Peppermint: Angel of Vengeance, der neue Film von Pierre Morel, ist da schon aus einem ganz anderen Holz geschnitzt und verschreibt sich weniger den effektiven Tugenden eines 96 Hours als der erschreckenden Unbeholfenheit jener von Olivier Megaton (Colombiana) inszenierten Nachfolger: Rache ist eben nicht nur ein Gericht, welches man am besten kalt serviert, sondern auch eines, welches das Kino vor allem inflationär auftischt. In hiesigem Fall ist nun Jennifer Garner (Operation: Kingdom) als liebende Mutter und treue Ehefrau Riley North in der Hauptrolle vertreten und darf in ihrer ersten Szene direkt veranschaulichen, wie kaltblütig sie mit dem Messer vorgehen kann, wenn sie wirklich wütend ist. Auf diese Bluttat springt Peppermint: Angel of Vengeance fünf Jahre in die Vergangenheit und zeichnet nun hölzern, lust- und kraftlos nach, wie Riley zum titelgebenden Racheengel heranwachsen konnte.
Natürlich wurde ihre Familie von den durchtriebenen Schergen – größtenteils hispanischer Abstammung - eines Drogenbarons umgebracht. Und Riley, die ihrer Tochter immer mit auf den Weg gegeben hat, dass Gewalt kein probates Mittel ist, um Konflikte zu bereinigen, muss am eigenen Leibe erfahren, wie marode das Justizsystem in den Vereinigten Staaten doch wirklich ist. Was da nur hilft, versteht sich von selbst: Ein Amoklauf im Dienste der Gerechtigkeit. Tatsächlich kann sich Peppermint: Angel of Vengeance auf die Genre-erprobte Leistungsfähigkeit von Jennifer Garner verlassen, die in den Nahkämpfen sowie Schusswechseln eine durchaus gute Figur macht und wohlige Erinnerungen an ihre erfolgreiche Serienzeit mit Alias – Die Agentin weckt. Schauspielerisch, also dann, wenn es um die Dinge geht, die von Belang sind, wenn die Hände vom Waffenarsenal gelassen werden, bleibt Peppermint: Angel of Vengeance aufgrund eines hochgradig geisttötenden Drehbuches ohne jedes Temperament.

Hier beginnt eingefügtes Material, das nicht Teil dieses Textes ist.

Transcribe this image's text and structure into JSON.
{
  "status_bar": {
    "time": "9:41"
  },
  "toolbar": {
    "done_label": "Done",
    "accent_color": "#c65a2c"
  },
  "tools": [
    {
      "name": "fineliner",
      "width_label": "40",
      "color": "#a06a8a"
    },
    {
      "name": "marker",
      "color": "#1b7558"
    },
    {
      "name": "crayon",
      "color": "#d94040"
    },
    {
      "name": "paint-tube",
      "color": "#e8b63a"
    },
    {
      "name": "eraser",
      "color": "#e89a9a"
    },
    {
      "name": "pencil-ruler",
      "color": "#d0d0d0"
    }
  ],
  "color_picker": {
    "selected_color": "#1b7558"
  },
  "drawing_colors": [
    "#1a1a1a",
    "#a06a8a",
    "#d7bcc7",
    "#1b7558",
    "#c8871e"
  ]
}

Genau dieser Punkt lässt sich indes auf den gesamten Film übertragen: Pierre Morel ist sicherlich kein schlechter Handwerker, auch wenn sein mit Sean Penn besetzter The Gunman zuletzt schon etwas anderes verlauten lassen wollte. Doch auch dieser war zuweilen noch in der Lage, interessante, erinnerungswürdige Bilder zu finden. Peppermint: Age of Vengeance spielt sich indes ganz und gar auf dem Niveau eines Direct-to-DVD-Vehikel ab und lässt schöpferische Sprengkraft im Umgang mit dem plattgewalzten Sujet ebenso vermissen wie das Talent, seiner Hauptdarstellerin im gnadenlosen Selbstjustiz-Einsatz einen Funken dynamischer Körperlichkeit abzugewinnen. Die größte Überraschung an diesem primitiven Rache-Heuler ist daher auch der Umstand, dass er es hierzulande tatsächlich vollbracht hat, eine Kinoauswertung zu erhalten, so schmucklos und verstörend formelhaft wie dieser sich in der gähnenden Leere ewiger Vergeltungsphantasien im Kreise dreht.
Fazit
Mit "Peppermint: Angel of Vengeance" muss sich das Publikum erneut einem drögen Vergeltungsactioner stellen, der sich von Beginn an damit begnügt, in den Leerlauf zu schalten. Fernab von Wucht und Dynamik bemüht sich Jennifer Garner in den Action-Sequenzen redlich, eine gute Figur zu machen, ist dem ideenlosen Drehbuch und der kraftlosen Regie jedoch gnadenlos ausgeliefert. Schmucklos, uninspiriert, formelhaft - ein echtes Unding, dass "Peppermint: Angel Vengeance" tatsächlich eine Kinoauswertung erhalten hat.